City officials said Wednesday that they are finally creating a single website where New Yorkers can book appointments for COVID-19 vaccines at all city-run locations — though it is not there yet.
“Clearly, the old site had issues and New Yorkers clearly needed and deserved better,” admitted Jessica Tisch, the commissioner of the city’s Department of Information Technology and Telecommunications Commissioner.
“No one is going to argue that point at all,” she added. “I was brought in to fix it.”
Vaccinations kicked off in the Big Apple in December with a buggy, convoluted online sign-up system that involved three separate websites depending on which arm of the city was running which inoculation location. The set-up has particularly vexed the elderly, who are most at risk for the virus.
Tisch told City Council members during a Wednesday hearing that her department first became involved in fixing the system in January and worked nonstop over a two-week period to build the framework for a replacement that has recently gone live.
The new site, Tisch claimed, can get people set up for an appointment – when they’re available – within three to four minutes and was extensively tested to make sure it does not crash under heavy loads.

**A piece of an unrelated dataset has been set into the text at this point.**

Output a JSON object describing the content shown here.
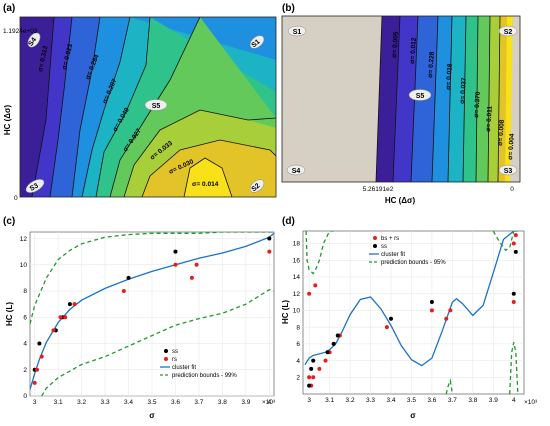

It is currently being used by the city Health Department’s 15 vaccine distribution sites at high school campuses — and will soon add two more new mass vaccination sites to its roster, Empire Outlets on Staten Island, which is run by Northwell Health, and Teachers Prep High School in Brooklyn, which will be run by the pharmacy company Capsule.

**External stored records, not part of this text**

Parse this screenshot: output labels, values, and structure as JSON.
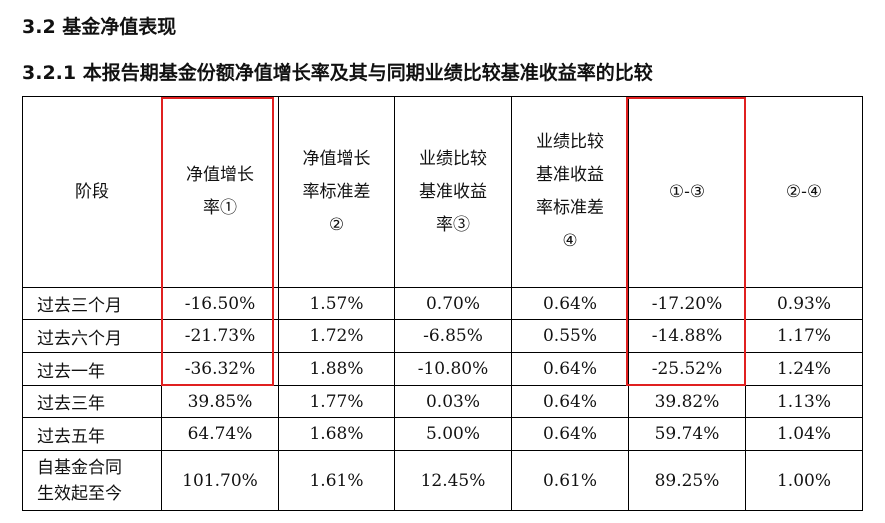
{
  "section": {
    "title": "3.2  基金净值表现"
  },
  "subsection": {
    "title": "3.2.1  本报告期基金份额净值增长率及其与同期业绩比较基准收益率的比较"
  },
  "table": {
    "headers": [
      [
        "阶段"
      ],
      [
        "净值增长",
        "率①"
      ],
      [
        "净值增长",
        "率标准差",
        "②"
      ],
      [
        "业绩比较",
        "基准收益",
        "率③"
      ],
      [
        "业绩比较",
        "基准收益",
        "率标准差",
        "④"
      ],
      [
        "①-③"
      ],
      [
        "②-④"
      ]
    ],
    "rows": [
      {
        "stage": [
          "过去三个月"
        ],
        "values": [
          "-16.50%",
          "1.57%",
          "0.70%",
          "0.64%",
          "-17.20%",
          "0.93%"
        ]
      },
      {
        "stage": [
          "过去六个月"
        ],
        "values": [
          "-21.73%",
          "1.72%",
          "-6.85%",
          "0.55%",
          "-14.88%",
          "1.17%"
        ]
      },
      {
        "stage": [
          "过去一年"
        ],
        "values": [
          "-36.32%",
          "1.88%",
          "-10.80%",
          "0.64%",
          "-25.52%",
          "1.24%"
        ]
      },
      {
        "stage": [
          "过去三年"
        ],
        "values": [
          "39.85%",
          "1.77%",
          "0.03%",
          "0.64%",
          "39.82%",
          "1.13%"
        ]
      },
      {
        "stage": [
          "过去五年"
        ],
        "values": [
          "64.74%",
          "1.68%",
          "5.00%",
          "0.64%",
          "59.74%",
          "1.04%"
        ]
      },
      {
        "stage": [
          "自基金合同",
          "生效起至今"
        ],
        "values": [
          "101.70%",
          "1.61%",
          "12.45%",
          "0.61%",
          "89.25%",
          "1.00%"
        ]
      }
    ]
  },
  "colors": {
    "highlight": "#e02020",
    "border": "#000000",
    "text": "#111111"
  }
}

Additionally, officials told The Post that City Hall plans to transition the three major vaccine centers run by the Health + Hospitals system at the Bathgate Industrial Complex in The Bronx, CitiField in Queens and the Brooklyn Army Terminal in Sunset Park to the new system — though no date has been set yet.
And, they added, talks are underway to bring Somos, the nonprofit that runs the Yankee Stadium vaccination operation, onboard as well.
However, the sign-up website for state-run facilities remains separate — and has had its own problems — and New Yorkers will still need to go to outside websites to sign up for shots at most private clinics or pharmacies unless they choose to get on board with the city system.
Councilman Mark Levine has drafted a bill that would compel the city to create one “unified scheduling system.”